Cornbread Muffins

cornbread muffins

 

 

 

 

1 cup non-dairy milk
2 teaspoons apple cider vinegar
1 cup unbleached flour
1 cup cornmeal
1/3 cup sugar
2 teaspoons baking powder
1/2 teaspoon baking soda
1/2 teaspoon salt
2 tablespoons coconut oil, melted
2 tablespoons unsweetened applesauce
1 cup corn kernels, thawed, if frozen
maple syrup, optional
non-dairy butter, melted, optional

Preheat oven to 350°

Place paper cup liners in muffin tin. Or lightly spray tin with cooking spray.
In a small bowl mix milk and apple cider vinegar.
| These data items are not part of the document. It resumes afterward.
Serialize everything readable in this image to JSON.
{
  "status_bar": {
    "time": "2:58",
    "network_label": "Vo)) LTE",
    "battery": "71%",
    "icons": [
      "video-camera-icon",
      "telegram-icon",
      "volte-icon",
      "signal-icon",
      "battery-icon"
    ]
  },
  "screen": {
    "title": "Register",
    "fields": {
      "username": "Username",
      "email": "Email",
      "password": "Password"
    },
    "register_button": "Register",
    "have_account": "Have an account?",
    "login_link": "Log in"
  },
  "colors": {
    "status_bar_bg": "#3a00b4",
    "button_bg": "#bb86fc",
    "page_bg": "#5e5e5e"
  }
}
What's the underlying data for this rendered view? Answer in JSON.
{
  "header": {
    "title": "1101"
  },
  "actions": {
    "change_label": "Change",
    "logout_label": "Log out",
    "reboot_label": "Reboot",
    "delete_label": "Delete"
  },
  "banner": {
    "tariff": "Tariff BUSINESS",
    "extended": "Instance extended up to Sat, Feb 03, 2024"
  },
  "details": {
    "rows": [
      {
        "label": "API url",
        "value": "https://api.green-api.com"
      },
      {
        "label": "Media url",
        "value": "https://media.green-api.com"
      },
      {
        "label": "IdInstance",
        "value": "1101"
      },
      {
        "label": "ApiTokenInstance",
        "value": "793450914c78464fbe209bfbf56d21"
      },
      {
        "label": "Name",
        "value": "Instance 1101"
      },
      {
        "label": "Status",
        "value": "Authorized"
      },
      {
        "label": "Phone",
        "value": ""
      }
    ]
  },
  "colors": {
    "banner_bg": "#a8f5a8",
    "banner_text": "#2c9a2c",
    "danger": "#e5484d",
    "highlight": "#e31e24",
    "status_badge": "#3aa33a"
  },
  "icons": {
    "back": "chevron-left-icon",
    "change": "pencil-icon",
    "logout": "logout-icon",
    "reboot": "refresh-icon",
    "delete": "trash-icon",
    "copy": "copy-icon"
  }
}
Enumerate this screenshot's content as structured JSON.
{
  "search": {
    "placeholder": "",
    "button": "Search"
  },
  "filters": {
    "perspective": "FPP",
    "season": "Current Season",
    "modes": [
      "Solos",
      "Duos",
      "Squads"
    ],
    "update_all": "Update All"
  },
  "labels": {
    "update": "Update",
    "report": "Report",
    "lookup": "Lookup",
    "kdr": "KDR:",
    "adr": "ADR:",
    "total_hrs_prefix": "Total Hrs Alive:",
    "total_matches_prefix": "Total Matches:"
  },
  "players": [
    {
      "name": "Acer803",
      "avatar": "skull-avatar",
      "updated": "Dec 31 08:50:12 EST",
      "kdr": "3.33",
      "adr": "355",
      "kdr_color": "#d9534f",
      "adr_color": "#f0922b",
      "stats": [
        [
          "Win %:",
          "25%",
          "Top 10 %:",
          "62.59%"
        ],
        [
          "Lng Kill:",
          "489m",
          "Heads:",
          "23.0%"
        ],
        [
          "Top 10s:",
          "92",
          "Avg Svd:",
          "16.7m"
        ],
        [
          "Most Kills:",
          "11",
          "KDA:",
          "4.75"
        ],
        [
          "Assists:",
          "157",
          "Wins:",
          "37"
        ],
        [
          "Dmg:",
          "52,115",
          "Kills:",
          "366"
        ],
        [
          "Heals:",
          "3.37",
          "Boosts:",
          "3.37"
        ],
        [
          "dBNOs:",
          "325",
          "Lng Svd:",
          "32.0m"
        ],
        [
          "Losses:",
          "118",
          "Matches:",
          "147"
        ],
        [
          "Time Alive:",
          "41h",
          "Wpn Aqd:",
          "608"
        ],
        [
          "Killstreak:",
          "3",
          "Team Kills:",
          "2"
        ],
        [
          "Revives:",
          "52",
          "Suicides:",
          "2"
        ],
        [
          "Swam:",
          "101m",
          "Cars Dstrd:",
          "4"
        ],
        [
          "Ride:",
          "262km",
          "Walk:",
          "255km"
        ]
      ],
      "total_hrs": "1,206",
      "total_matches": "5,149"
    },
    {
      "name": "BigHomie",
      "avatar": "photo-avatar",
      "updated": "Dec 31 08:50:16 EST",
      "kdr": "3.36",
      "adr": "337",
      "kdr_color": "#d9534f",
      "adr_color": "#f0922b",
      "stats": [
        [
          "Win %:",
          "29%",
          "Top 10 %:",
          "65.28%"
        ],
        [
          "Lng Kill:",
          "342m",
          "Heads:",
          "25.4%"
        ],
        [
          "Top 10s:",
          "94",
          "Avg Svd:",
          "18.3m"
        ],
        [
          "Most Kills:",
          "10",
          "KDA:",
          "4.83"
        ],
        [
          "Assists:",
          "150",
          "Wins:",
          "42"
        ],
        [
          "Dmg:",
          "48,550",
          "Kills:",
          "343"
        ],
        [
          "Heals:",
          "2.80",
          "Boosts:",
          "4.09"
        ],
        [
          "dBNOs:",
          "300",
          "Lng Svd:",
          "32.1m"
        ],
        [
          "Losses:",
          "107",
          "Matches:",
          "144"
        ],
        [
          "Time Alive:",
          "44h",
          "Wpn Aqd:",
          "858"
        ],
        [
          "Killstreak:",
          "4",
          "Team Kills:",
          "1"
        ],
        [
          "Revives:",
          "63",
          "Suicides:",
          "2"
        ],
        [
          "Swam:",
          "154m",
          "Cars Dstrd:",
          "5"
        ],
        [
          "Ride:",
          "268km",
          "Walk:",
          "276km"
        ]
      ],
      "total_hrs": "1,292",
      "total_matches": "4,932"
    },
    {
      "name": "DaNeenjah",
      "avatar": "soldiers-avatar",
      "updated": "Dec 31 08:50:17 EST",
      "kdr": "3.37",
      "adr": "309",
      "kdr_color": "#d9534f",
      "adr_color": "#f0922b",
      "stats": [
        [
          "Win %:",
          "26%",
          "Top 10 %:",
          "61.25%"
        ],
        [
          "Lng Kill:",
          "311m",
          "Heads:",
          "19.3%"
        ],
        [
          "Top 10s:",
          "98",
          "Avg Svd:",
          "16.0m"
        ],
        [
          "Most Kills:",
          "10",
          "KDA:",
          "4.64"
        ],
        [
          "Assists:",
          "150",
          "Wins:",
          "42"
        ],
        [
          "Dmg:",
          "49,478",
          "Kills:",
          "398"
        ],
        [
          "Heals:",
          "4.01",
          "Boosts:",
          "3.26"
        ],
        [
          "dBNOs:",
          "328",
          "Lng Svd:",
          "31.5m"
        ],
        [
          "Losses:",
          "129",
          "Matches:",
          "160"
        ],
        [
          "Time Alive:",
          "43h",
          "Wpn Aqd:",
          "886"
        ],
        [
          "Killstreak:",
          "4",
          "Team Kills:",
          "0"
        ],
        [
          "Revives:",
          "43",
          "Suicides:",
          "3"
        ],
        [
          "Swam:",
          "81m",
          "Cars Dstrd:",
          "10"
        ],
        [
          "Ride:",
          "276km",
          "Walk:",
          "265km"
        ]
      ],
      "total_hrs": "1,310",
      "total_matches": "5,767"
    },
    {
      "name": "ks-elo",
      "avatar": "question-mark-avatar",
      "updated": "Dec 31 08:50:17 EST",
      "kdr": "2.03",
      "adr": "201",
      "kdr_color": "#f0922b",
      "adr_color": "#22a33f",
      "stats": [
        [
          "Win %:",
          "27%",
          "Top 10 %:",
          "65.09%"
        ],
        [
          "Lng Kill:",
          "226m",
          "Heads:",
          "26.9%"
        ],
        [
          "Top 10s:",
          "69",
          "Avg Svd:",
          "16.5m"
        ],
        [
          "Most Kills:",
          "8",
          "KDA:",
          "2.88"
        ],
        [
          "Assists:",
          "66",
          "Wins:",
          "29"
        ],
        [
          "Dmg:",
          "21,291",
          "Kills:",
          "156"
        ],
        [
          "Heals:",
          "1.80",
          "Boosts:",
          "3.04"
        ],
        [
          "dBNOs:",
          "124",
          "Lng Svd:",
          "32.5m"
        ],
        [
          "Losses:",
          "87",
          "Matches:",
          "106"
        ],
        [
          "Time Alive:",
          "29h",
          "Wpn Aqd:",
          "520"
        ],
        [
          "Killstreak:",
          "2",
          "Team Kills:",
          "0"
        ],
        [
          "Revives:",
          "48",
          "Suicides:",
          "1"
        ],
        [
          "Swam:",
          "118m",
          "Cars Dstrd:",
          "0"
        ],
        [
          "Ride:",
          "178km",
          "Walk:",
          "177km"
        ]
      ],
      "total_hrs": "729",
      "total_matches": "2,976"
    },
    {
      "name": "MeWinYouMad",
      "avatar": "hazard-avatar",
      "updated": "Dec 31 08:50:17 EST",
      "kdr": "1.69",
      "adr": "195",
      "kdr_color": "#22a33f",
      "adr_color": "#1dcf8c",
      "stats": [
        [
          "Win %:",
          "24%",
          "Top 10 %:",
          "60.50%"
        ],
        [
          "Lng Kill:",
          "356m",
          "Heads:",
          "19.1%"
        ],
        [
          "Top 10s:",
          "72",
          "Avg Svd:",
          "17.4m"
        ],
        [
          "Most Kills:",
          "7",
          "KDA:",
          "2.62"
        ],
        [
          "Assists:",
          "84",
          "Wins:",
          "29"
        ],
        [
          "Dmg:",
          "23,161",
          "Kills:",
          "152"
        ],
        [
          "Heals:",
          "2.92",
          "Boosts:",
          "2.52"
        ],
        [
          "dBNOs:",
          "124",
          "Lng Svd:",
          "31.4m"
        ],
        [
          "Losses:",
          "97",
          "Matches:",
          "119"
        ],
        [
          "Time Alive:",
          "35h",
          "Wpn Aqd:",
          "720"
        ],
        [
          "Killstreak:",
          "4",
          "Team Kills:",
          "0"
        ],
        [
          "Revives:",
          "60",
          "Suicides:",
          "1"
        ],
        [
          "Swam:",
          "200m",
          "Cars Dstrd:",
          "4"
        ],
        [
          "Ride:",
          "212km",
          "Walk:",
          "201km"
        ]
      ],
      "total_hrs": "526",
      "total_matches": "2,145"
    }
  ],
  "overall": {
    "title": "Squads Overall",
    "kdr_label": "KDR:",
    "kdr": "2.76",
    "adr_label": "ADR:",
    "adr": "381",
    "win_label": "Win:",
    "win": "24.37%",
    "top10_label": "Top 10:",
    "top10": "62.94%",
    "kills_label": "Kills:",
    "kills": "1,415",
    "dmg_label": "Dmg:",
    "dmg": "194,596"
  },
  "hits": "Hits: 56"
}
Let stand to curdle.
In a medium mixing bowl, stir together flour, cornmeal, sugar, baking powder, baking soda, and salt.
Make a well in center of dry ingredients.
Add milk mixture, oil and applesauce.
Stir the wet ingredients.
Then mix wet and dry together until dry ingredients are moistened.
Do not overmix.
Fold in corn kernels.
Fill each muffin tin almost up to the top with batter.
Bake 18 to 22 minutes.
Tops should feel firm to touch. Knife inserted in center should come out clean.

Servings: 12 muffins

Note: Best eaten when warm. Maple syrup and melted, non-dairy butter are great drizzled on top of muffins.